The copper-transport protein Ctr1 imports copper across the hepatocyte basolateral membrane. Copper then binds to a family of intracellular metallochaperones that direct the metal to the appropriate pathway for incorporation into cuproenzymes or for biliary excretion. The copper chaperone Atox1 moves copper to the secretory pathway and directly interacts with ATP7B, a member of the P1B subfamily of P-type ATPases (see Chapter 3). ATP7B, which is mutated in Wilson disease, is located predominantly in the trans-Golgi network and delivers copper either for incorporation into ceruloplasmin (which is released into the blood; see later) or for excretion into bile. Another chaperone, Murr1, appears to be involved in transport of copper to the canalicular membrane for excretion into the bile, complexed to large proteins, such as metallothioneins. The biliary copper-protein complexes cannot be reabsorbed by the small intestine, and hence represent a pathway for copper excretion. Processes that impair the biliary excretion of copper result in the accumulation of copper, initially in the lysosomal fraction of hepatocytes, with subsequent elevation of plasma copper levels.

Wilson Disease

Wilson disease is inherited as an autosomal recessive illness caused by a mutation in ATP7B, the pump responsible for copper accumulation in the trans-Golgi network. The impaired biliary excretion of copper causes a buildup of copper in cells, which produces toxic effects in the liver, brain, kidney, cornea, and other tissues. The disease is rare, but it must be considered in the differential diagnosis of anyone younger than 30 years with evidence of significant liver disease. Patients most often have neuropsychiatric complications, including ataxia, tremors, increased salivation, and behavioral changes. Slit-lamp examination of the cornea reveals the diagnostic Kayser-Fleischer rings at the limbus of the cornea.

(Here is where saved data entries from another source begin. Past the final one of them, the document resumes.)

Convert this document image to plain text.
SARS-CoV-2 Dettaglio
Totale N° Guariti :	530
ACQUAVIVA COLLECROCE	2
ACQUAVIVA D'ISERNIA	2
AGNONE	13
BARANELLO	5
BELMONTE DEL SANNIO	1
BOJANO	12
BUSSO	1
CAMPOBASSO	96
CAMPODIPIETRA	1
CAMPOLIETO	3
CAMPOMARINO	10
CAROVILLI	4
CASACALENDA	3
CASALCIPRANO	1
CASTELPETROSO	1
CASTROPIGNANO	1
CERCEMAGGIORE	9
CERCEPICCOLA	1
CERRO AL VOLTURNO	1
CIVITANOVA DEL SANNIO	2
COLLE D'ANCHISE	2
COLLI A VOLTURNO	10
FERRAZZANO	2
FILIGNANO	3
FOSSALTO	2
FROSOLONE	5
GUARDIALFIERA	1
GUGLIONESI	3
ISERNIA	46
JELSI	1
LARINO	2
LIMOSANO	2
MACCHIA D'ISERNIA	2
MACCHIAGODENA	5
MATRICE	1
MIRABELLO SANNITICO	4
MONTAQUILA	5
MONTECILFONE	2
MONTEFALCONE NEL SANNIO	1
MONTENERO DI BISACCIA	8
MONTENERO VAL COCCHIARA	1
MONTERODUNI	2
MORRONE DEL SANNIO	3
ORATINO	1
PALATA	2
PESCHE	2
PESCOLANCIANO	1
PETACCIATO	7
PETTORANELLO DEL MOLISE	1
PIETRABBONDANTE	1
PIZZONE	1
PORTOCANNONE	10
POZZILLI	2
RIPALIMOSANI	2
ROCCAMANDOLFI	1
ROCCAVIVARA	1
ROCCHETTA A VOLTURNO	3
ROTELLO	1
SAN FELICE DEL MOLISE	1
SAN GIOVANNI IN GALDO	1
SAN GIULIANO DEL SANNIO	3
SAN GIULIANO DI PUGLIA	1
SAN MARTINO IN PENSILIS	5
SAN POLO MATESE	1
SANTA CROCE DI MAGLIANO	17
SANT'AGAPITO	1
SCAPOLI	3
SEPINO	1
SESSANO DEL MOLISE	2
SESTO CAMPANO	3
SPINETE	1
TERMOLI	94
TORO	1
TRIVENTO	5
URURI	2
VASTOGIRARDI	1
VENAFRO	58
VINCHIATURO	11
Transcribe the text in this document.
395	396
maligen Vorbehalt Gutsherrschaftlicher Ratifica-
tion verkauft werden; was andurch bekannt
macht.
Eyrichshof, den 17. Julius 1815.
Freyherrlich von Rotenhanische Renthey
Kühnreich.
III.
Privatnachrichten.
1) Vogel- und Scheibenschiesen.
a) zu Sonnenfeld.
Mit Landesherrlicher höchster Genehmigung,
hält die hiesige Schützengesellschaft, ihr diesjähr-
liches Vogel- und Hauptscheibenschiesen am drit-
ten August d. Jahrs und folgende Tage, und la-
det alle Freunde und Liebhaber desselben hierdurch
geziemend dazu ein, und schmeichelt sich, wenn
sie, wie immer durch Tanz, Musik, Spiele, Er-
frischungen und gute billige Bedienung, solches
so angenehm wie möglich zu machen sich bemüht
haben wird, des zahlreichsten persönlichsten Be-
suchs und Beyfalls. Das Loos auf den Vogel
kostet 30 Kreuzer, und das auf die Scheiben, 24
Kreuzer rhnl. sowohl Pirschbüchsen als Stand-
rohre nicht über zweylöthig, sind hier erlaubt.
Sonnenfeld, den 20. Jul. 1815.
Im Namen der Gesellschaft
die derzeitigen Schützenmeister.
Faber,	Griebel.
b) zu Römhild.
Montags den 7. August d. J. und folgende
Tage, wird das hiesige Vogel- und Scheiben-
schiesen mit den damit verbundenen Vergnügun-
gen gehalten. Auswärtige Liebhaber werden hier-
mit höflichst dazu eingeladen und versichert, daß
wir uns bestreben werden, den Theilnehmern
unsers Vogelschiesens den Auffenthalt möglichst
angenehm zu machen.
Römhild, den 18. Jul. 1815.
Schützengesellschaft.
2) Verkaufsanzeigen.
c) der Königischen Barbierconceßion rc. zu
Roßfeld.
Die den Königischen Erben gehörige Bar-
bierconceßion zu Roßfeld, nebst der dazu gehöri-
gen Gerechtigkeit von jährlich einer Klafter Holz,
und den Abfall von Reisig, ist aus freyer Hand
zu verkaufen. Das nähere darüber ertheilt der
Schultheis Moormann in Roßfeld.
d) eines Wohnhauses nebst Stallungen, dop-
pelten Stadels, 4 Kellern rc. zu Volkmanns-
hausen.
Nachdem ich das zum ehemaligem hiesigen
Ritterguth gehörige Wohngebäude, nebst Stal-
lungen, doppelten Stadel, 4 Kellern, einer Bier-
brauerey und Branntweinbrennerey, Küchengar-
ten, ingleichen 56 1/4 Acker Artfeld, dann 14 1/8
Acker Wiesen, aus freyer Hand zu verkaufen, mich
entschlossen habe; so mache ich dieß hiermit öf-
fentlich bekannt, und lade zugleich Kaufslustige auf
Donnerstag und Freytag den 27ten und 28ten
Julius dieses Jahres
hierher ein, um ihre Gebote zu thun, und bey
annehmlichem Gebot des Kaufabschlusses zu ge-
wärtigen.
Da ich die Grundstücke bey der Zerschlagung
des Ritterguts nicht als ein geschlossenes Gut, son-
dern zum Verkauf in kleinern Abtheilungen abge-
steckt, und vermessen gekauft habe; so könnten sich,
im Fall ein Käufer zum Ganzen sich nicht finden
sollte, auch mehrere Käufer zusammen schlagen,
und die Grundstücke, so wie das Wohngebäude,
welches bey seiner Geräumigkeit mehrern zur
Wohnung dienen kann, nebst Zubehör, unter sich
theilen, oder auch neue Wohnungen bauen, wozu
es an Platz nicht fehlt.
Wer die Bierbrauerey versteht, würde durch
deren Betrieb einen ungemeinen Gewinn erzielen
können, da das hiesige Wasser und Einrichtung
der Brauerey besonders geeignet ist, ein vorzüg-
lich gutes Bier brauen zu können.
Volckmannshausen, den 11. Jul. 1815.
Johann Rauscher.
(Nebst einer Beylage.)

Because of the lack of functional ATP7B, the apoceruloplasmin in the trans-Golgi network cannot bind copper to form ceruloplasmin. As a result, the hepatocytes secrete apoceruloplasmin, which lacks the ferroxidase activity of ceruloplasmin. Moreover, the serum concentrations of ceruloplasmin are low. Indeed, the best way to confirm the diagnosis of Wilson disease is the detection of a low serum ceruloplasmin level and elevated urinary copper excretion. A few affected patients have normal ceruloplasmin levels, and the diagnosis must then be sought with liver biopsy. The disease can be treated by chelating the excess copper with penicillamine.

Ceruloplasmin, an α2-globulin synthesized by the liver, binds 95% of copper present in the systemic circulation. Ceruloplasmin has ferroxidase activity but has no critical role in the membrane transport or metabolism of copper.

Iron Dietary iron is absorbed by the duodenal mucosa and is then transported through the blood bound to transferrin (see Chapter 44), a protein synthesized in the liver. The liver also takes up, secretes, and stores iron. Entry of iron into hepatocytes is mediated through specific cell surface transferrin receptors (see Chapter 5). Within the cell, a small pool of soluble iron is maintained for intracellular enzymatic reactions, primarily for those involved in electron transport. However, iron is also toxic to the cell. Hence, most intracellular iron is complexed to ferritin. The toxicity of iron is clearly evident when normal storage mechanisms become overwhelmed, as occurs in hemochromatosis (see the box on hereditary hemochromatosis in Chapter 44), an autosomal recessive disease in which regulation of iron absorption is uncoupled from total body storage levels.